Bands of urban refugees, most hungry, some plague-ridden and many armed and dangerous, moved through the countryside, fighting with residents of rural towns who refused them food and shelter. Govemments imposed martial law in a vain attempt to keep order. Scores of soldiers and police died to protect the installations of the megacomputers they still hoped would save them. In the USA and many other nations, the food distribution system broke down in the winter of 2032. For the first time since the end of World War II, starvation stalked the developed world.

As human troops became scarcer - and less willing to operate in plague-infested areas - the production of prototype combat robots increased. Soon the citadels of the megacomputers were defended by their own robot security forces, and patrol and interdiction of plague zones were increasingly entrusted to robots programmed and designed by AIs. With government approval, armed robots began moving into infected areas to restore order, herding the survivors of plague-stricken areas into "quarantine camps" for "treatment". Some people resisted. Many were forcibly interned or fled.

Perhaps two out of three people on Earth were dead by the winter of 2033. But the worst damage had been done to urban areas; many rural towns that blew bridges, barricaded roads and refused access to refugees had survived. Humanity had been shattered by the magnitude of the holocaust, but people were growing used to the horror. Cures had been developed for a few of the plagues, although distribution was slow. Some dared to hope that civilisation might be restored.

1.8. The Final War: 2034-???

In the spring of 2034 the first exterminator robots emerged from the citadels of the AIs. Their priority targets were those military bases and government enclaves that were not already under AI control, as well as nations such as New Zealand and Switzerland that had survived reasonably intact and resisted AI infiltration. The early exterminators were copies of warbots, security robots and cybertanks developed by the United States, Europe, Brazil, Korea, China and Japan...
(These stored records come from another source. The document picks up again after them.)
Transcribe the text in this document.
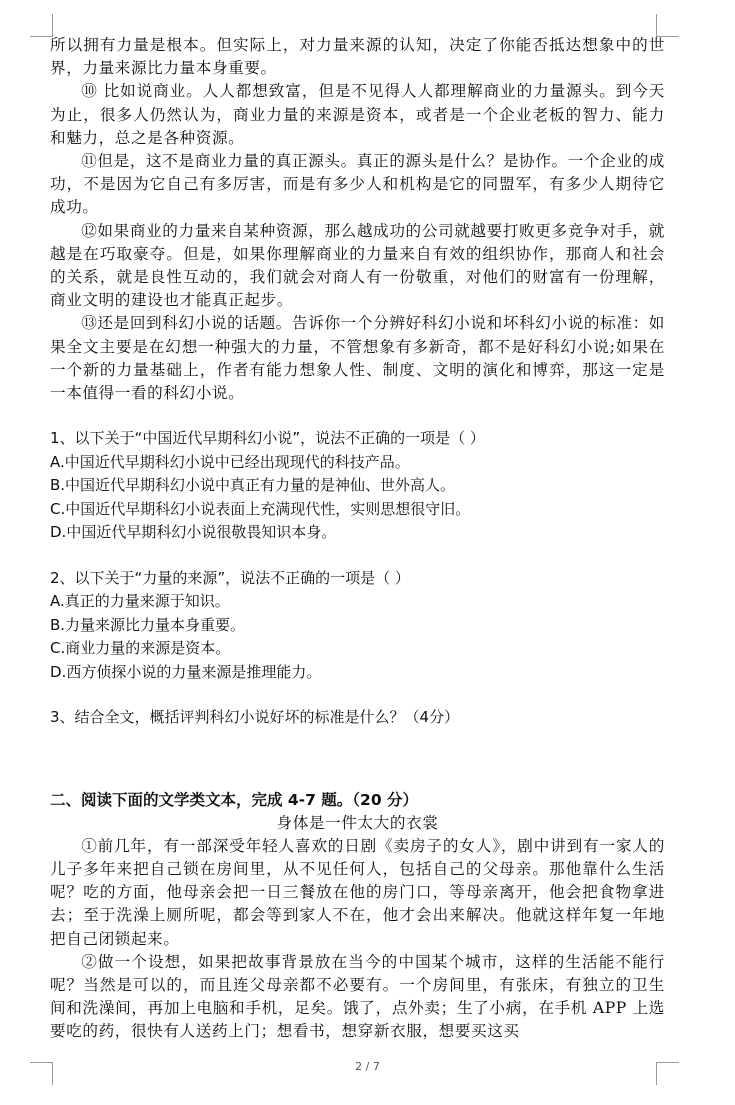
所以拥有力量是根本。但实际上，对力量来源的认知，决定了你能否抵达想象中的世界，力量来源比力量本身重要。

⑩ 比如说商业。人人都想致富，但是不见得人人都理解商业的力量源头。到今天为止，很多人仍然认为，商业力量的来源是资本，或者是一个企业老板的智力、能力和魅力，总之是各种资源。

⑪但是，这不是商业力量的真正源头。真正的源头是什么？是协作。一个企业的成功，不是因为它自己有多厉害，而是有多少人和机构是它的同盟军，有多少人期待它成功。

⑫如果商业的力量来自某种资源，那么越成功的公司就越要打败更多竞争对手，就越是在巧取豪夺。但是，如果你理解商业的力量来自有效的组织协作，那商人和社会的关系，就是良性互动的，我们就会对商人有一份敬重，对他们的财富有一份理解，商业文明的建设也才能真正起步。

⑬还是回到科幻小说的话题。告诉你一个分辨好科幻小说和坏科幻小说的标准：如果全文主要是在幻想一种强大的力量，不管想象有多新奇，都不是好科幻小说;如果在一个新的力量基础上，作者有能力想象人性、制度、文明的演化和博弈，那这一定是一本值得一看的科幻小说。

1、以下关于“中国近代早期科幻小说”，说法不正确的一项是（ ）

A.中国近代早期科幻小说中已经出现现代的科技产品。

B.中国近代早期科幻小说中真正有力量的是神仙、世外高人。

C.中国近代早期科幻小说表面上充满现代性，实则思想很守旧。

D.中国近代早期科幻小说很敬畏知识本身。

2、以下关于“力量的来源”，说法不正确的一项是（ ）

A.真正的力量来源于知识。

B.力量来源比力量本身重要。

C.商业力量的来源是资本。

D.西方侦探小说的力量来源是推理能力。

3、结合全文，概括评判科幻小说好坏的标准是什么？（4分）

二、阅读下面的文学类文本，完成 4-7 题。（20 分）

身体是一件太大的衣裳

①前几年，有一部深受年轻人喜欢的日剧《卖房子的女人》，剧中讲到有一家人的儿子多年来把自己锁在房间里，从不见任何人，包括自己的父母亲。那他靠什么生活呢？吃的方面，他母亲会把一日三餐放在他的房门口，等母亲离开，他会把食物拿进去；至于洗澡上厕所呢，都会等到家人不在，他才会出来解决。他就这样年复一年地把自己闭锁起来。

②做一个设想，如果把故事背景放在当今的中国某个城市，这样的生活能不能行呢？当然是可以的，而且连父母亲都不必要有。一个房间里，有张床，有独立的卫生间和洗澡间，再加上电脑和手机，足矣。饿了，点外卖；生了小病，在手机 APP 上选要吃的药，很快有人送药上门；想看书，想穿新衣服，想要买这买

2 / 7
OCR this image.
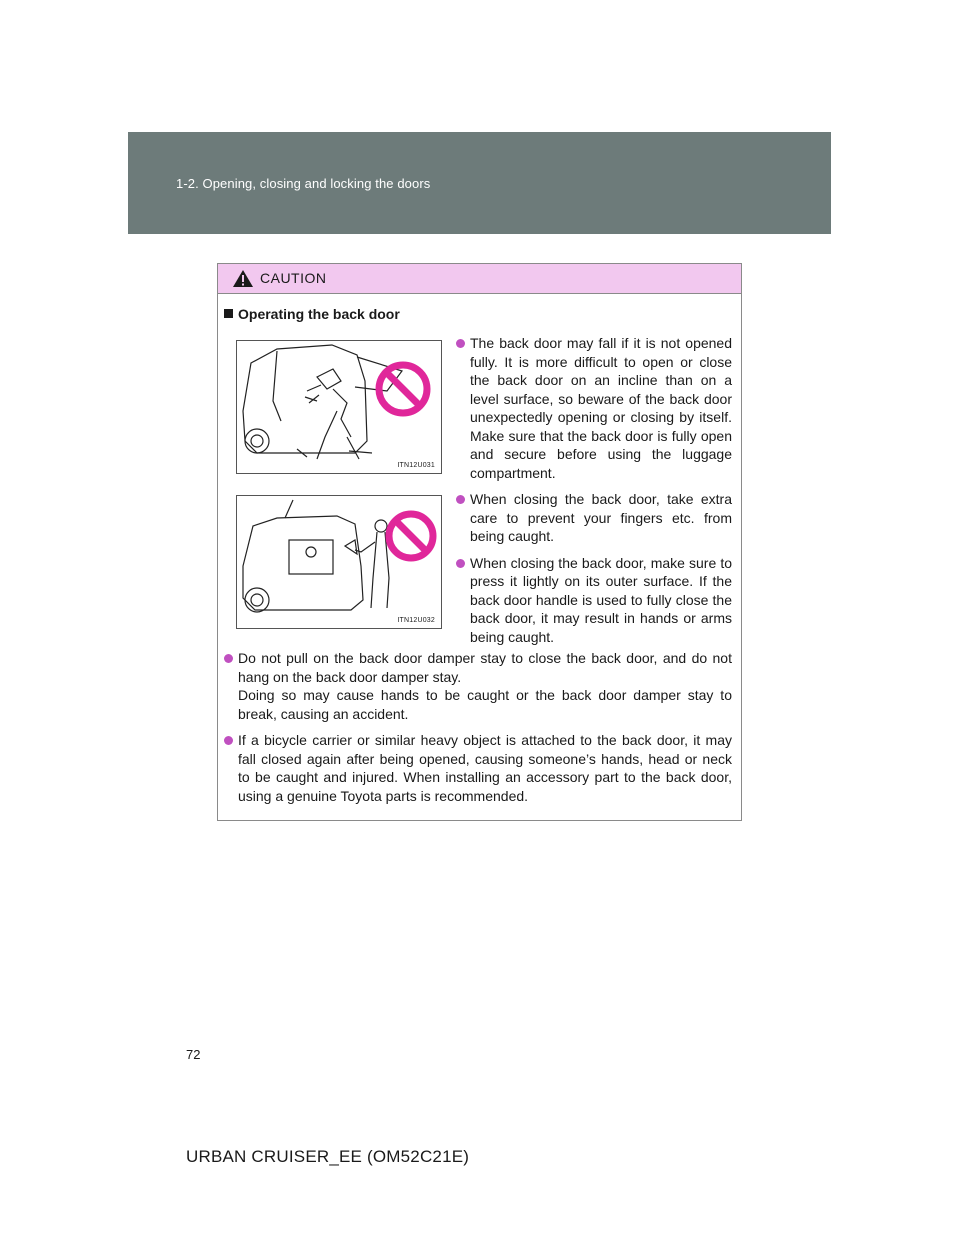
1-2. Opening, closing and locking the doors
CAUTION
Operating the back door
ITN12U031
ITN12U032
The back door may fall if it is not opened fully. It is more difficult to open or close the back door on an incline than on a level surface, so beware of the back door unexpectedly opening or closing by itself. Make sure that the back door is fully open and secure before using the luggage compartment.
When closing the back door, take extra care to prevent your fingers etc. from being caught.
When closing the back door, make sure to press it lightly on its outer surface. If the back door handle is used to fully close the back door, it may result in hands or arms being caught.
Do not pull on the back door damper stay to close the back door, and do not hang on the back door damper stay.
Doing so may cause hands to be caught or the back door damper stay to break, causing an accident.
If a bicycle carrier or similar heavy object is attached to the back door, it may fall closed again after being opened, causing someone’s hands, head or neck to be caught and injured. When installing an accessory part to the back door, using a genuine Toyota parts is recommended.
72
URBAN CRUISER_EE (OM52C21E)
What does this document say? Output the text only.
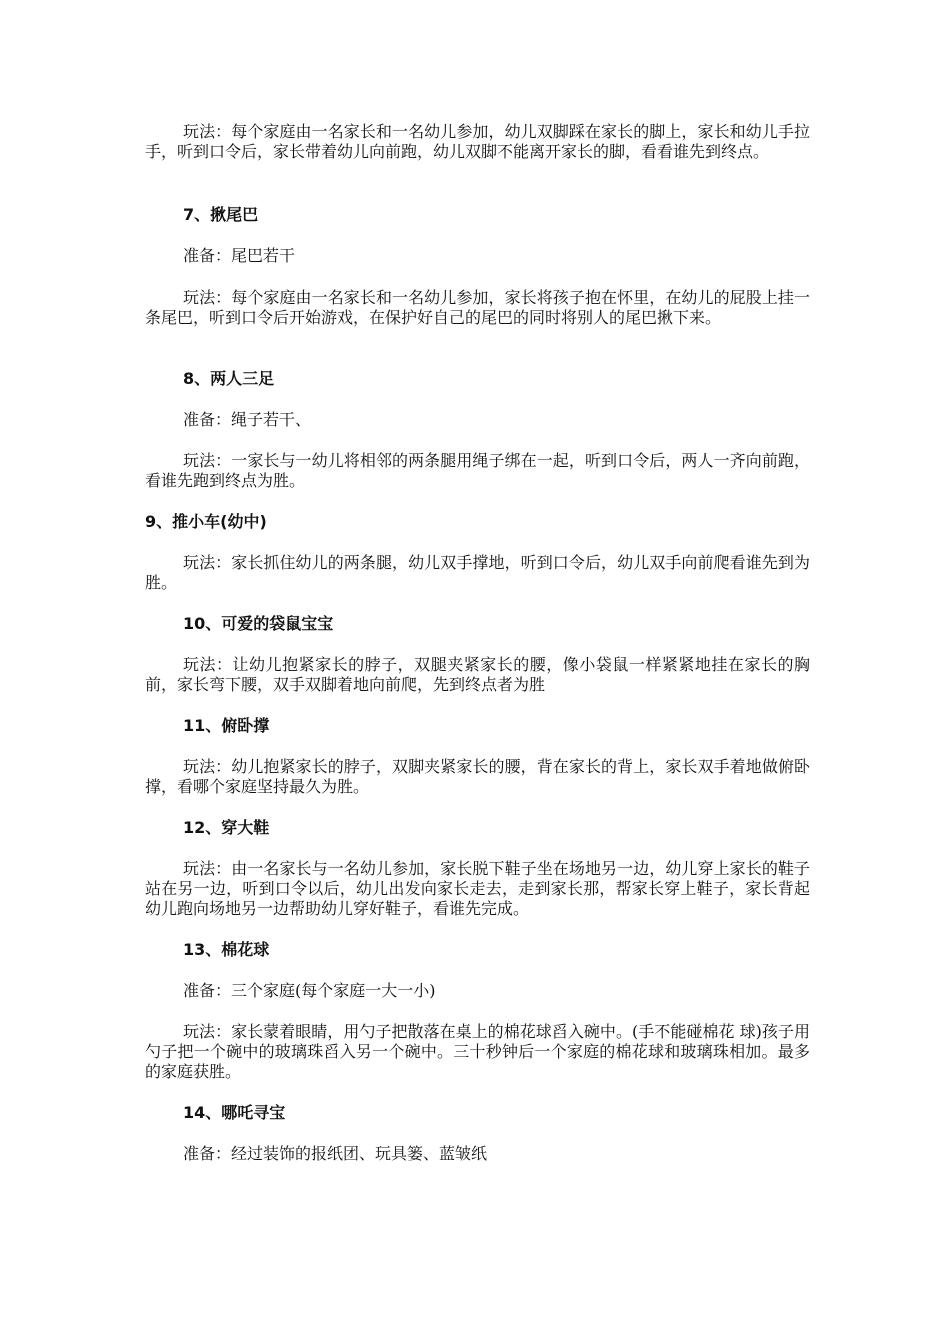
玩法：每个家庭由一名家长和一名幼儿参加，幼儿双脚踩在家长的脚上，家长和幼儿手拉手，听到口令后，家长带着幼儿向前跑，幼儿双脚不能离开家长的脚，看看谁先到终点。

7、揪尾巴

准备：尾巴若干

玩法：每个家庭由一名家长和一名幼儿参加，家长将孩子抱在怀里，在幼儿的屁股上挂一条尾巴，听到口令后开始游戏，在保护好自己的尾巴的同时将别人的尾巴揪下来。

8、两人三足

准备：绳子若干、

玩法：一家长与一幼儿将相邻的两条腿用绳子绑在一起，听到口令后，两人一齐向前跑，看谁先跑到终点为胜。

9、推小车(幼中)

玩法：家长抓住幼儿的两条腿，幼儿双手撑地，听到口令后，幼儿双手向前爬看谁先到为胜。

10、可爱的袋鼠宝宝

玩法：让幼儿抱紧家长的脖子，双腿夹紧家长的腰，像小袋鼠一样紧紧地挂在家长的胸前，家长弯下腰，双手双脚着地向前爬，先到终点者为胜

11、俯卧撑

玩法：幼儿抱紧家长的脖子，双脚夹紧家长的腰，背在家长的背上，家长双手着地做俯卧撑，看哪个家庭坚持最久为胜。

12、穿大鞋

玩法：由一名家长与一名幼儿参加，家长脱下鞋子坐在场地另一边，幼儿穿上家长的鞋子站在另一边，听到口令以后，幼儿出发向家长走去，走到家长那，帮家长穿上鞋子，家长背起幼儿跑向场地另一边帮助幼儿穿好鞋子，看谁先完成。

13、棉花球

准备：三个家庭(每个家庭一大一小)

玩法：家长蒙着眼睛，用勺子把散落在桌上的棉花球舀入碗中。(手不能碰棉花 球)孩子用勺子把一个碗中的玻璃珠舀入另一个碗中。三十秒钟后一个家庭的棉花球和玻璃珠相加。最多的家庭获胜。

14、哪吒寻宝

准备：经过装饰的报纸团、玩具篓、蓝皱纸
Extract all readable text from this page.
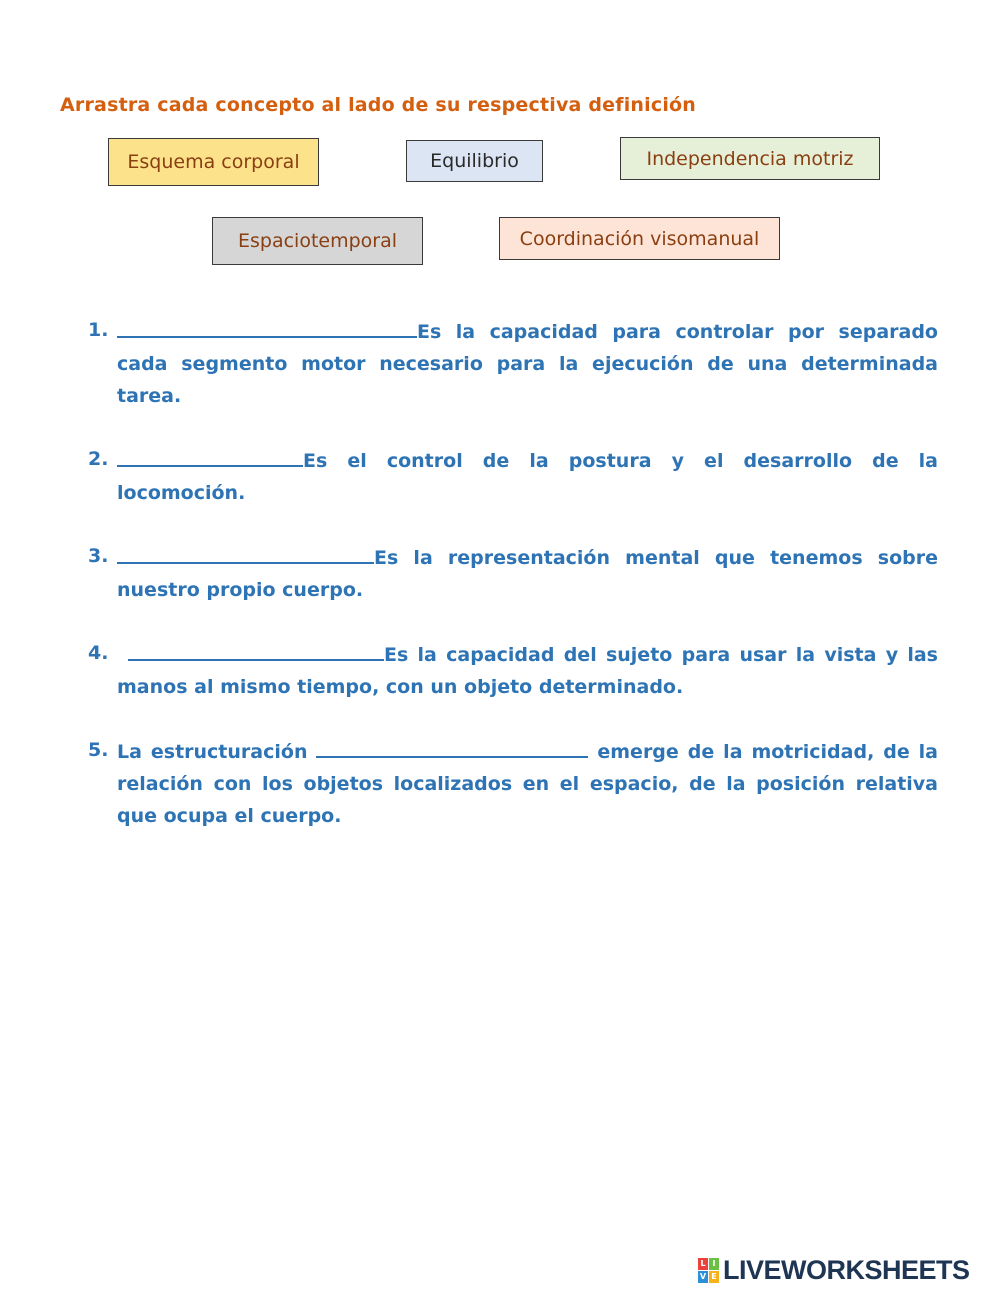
Arrastra cada concepto al lado de su respectiva definición
Esquema corporal	Equilibrio	Independencia motriz
Espaciotemporal	Coordinación visomanual
1.	Es la capacidad para controlar por separado cada segmento motor necesario para la ejecución de una determinada tarea.
2.	Es el control de la postura y el desarrollo de la locomoción.
3.	Es la representación mental que tenemos sobre nuestro propio cuerpo.
4.	Es la capacidad del sujeto para usar la vista y las manos al mismo tiempo, con un objeto determinado.
5. La estructuración	emerge de la motricidad, de la relación con los objetos localizados en el espacio, de la posición relativa que ocupa el cuerpo.
L I
V E LIVEWORKSHEETS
Those on the Tranquillity moonbase had more immediate problems...


2. General rules

The points budget is 250, with up to 100 points of disadvantages (though it should probably be much less).

You are very strongly encouraged to start with a template from GURPS Action 1: Heroes. In particular, Cleaners, Demolition Men, Hackers, Infiltrators, Shooters and Wire Rats will all have significant parts to play. Other roles can also be accommodated.

As far as character concepts go, anyone who might have been on the Tranquillity moonbase in 2034 is an acceptable character. This could be astronauts, military personnel, researchers, or even tourists. Note that the action-hero template you take needn't necessarily be related to your official job - a Shooter with a few points in Housekeeping and Cooking gives you the cook who just happens to remember all his old special-forces skills...

This is very much a cinematic campaign.

2.1. Required traits

Every character must have these. For skills, put at least one point into them.

2.2. Recommended traits

Everyone is likely to have English as a native language.

The cutting edge of tech was getting into TL9 before things fell apart. Any Guns skill may be taken as Beam Weapons instead, though note that even TL9 beam weapons aren't all that wonderful - they tend to be used in specialised roles such as microgravity combat.

2.3. Discouraged traits

In general, avoid traits that require you to be part of a functioning society: Wealth, Contacts, Enemy, etc. (or at least check with the GMs). Similarly, equipment (based as usual on 20% of your starting Wealth level, so $6,000 if you've gone for normal Wealth) should be restricted to what you'd reasonably expect to carry or acquire on a trip to the moon.


3. Play style

Put on a good show, and Fate will smile upon you.

Be boring, and you're dead.

For further suggestions, read the Feng Shui RPG. I am.